Re: [PATCH v2] f2fs: avoid readahead race condition

From: Eric Biggers
Date: Mon Jun 29 2020 - 17:30:37 EST


On Mon, Jun 29, 2020 at 11:24:14AM -0700, Jaegeuk Kim wrote:
> On 06/29, Eric Biggers wrote:
> > On Mon, Jun 29, 2020 at 08:03:23AM -0700, Jaegeuk Kim wrote:
> > > If two readahead threads having same offset enter in readpages, every read
> > > IOs are split and issued to the disk which giving lower bandwidth.
> > >
> > > This patch tries to avoid redundant readahead calls.
> > >
> > > Signed-off-by: Jaegeuk Kim <jaegeuk@xxxxxxxxxx>
> > > ---
> > > v2:
> > > - add missing code to bypass read
> > >
> > > fs/f2fs/data.c | 18 +++++++++++++++++-
> > > fs/f2fs/f2fs.h | 1 +
> > > fs/f2fs/super.c | 2 ++
> > > 3 files changed, 20 insertions(+), 1 deletion(-)
> > >
> > > diff --git a/fs/f2fs/data.c b/fs/f2fs/data.c
> > > index d6094b9f3916..9b69a159cc6c 100644
> > > --- a/fs/f2fs/data.c
> > > +++ b/fs/f2fs/data.c
> > > @@ -2403,6 +2403,7 @@ int f2fs_mpage_readpages(struct address_space *mapping,
> > > #endif
> > > unsigned max_nr_pages = nr_pages;
> > > int ret = 0;
> > > + bool drop_ra = false;
> > >
> > > map.m_pblk = 0;
> > > map.m_lblk = 0;
> > > @@ -2413,13 +2414,25 @@ int f2fs_mpage_readpages(struct address_space *mapping,
> > > map.m_seg_type = NO_CHECK_TYPE;
> > > map.m_may_create = false;
> > >
> > > + /*
> > > + * Two readahead threads for same address range can cause race condition
> > > + * which fragments sequential read IOs.
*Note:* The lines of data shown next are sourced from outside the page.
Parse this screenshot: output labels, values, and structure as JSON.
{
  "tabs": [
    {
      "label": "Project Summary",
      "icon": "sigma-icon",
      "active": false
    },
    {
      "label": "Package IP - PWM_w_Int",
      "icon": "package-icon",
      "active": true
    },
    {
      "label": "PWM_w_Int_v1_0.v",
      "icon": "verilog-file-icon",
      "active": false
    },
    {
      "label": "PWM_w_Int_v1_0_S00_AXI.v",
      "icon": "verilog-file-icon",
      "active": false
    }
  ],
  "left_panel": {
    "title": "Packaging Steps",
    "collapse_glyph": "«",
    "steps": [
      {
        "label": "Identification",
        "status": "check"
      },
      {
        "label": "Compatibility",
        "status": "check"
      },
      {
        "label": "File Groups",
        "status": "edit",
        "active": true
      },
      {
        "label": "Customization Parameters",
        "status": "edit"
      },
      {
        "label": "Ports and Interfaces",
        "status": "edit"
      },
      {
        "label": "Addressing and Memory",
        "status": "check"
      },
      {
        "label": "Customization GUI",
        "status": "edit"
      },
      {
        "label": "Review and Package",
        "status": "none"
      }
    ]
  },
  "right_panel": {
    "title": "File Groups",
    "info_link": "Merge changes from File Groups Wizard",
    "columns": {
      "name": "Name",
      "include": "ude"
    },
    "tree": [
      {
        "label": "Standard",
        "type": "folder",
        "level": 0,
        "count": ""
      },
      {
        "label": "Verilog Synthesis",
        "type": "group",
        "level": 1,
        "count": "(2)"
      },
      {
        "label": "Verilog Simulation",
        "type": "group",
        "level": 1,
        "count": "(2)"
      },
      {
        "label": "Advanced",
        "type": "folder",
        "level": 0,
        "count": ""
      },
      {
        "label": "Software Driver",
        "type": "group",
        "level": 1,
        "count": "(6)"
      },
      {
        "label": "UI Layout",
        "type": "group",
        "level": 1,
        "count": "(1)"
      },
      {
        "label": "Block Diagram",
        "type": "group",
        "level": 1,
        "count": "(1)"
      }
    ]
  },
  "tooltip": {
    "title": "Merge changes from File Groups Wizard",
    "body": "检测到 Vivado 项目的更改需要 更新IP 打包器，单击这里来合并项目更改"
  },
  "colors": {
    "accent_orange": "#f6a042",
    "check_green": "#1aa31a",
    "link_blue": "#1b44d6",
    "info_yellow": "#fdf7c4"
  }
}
So let's avoid each other.
> > > + */
> > > + if (pages && is_readahead) {
> > > + page = list_last_entry(pages, struct page, lru);
> > > + if (F2FS_I(inode)->ra_offset == page_index(page))
> > > + drop_ra = true;
> > > + else
> > > + F2FS_I(inode)->ra_offset = page_index(page);
> > > + }
> >
> > This is a data race because ra_offset can be read/written by different threads
> > concurrently.
> >
> > It either needs locking, or READ_ONCE() and WRITE_ONCE() if races are okay.
>
> I just wanted to keep zero overhead, since it doesn't matter either cases of
> skipping readahead or not.
>

Okay, then it should use READ_ONCE() and WRITE_ONCE().

- Eric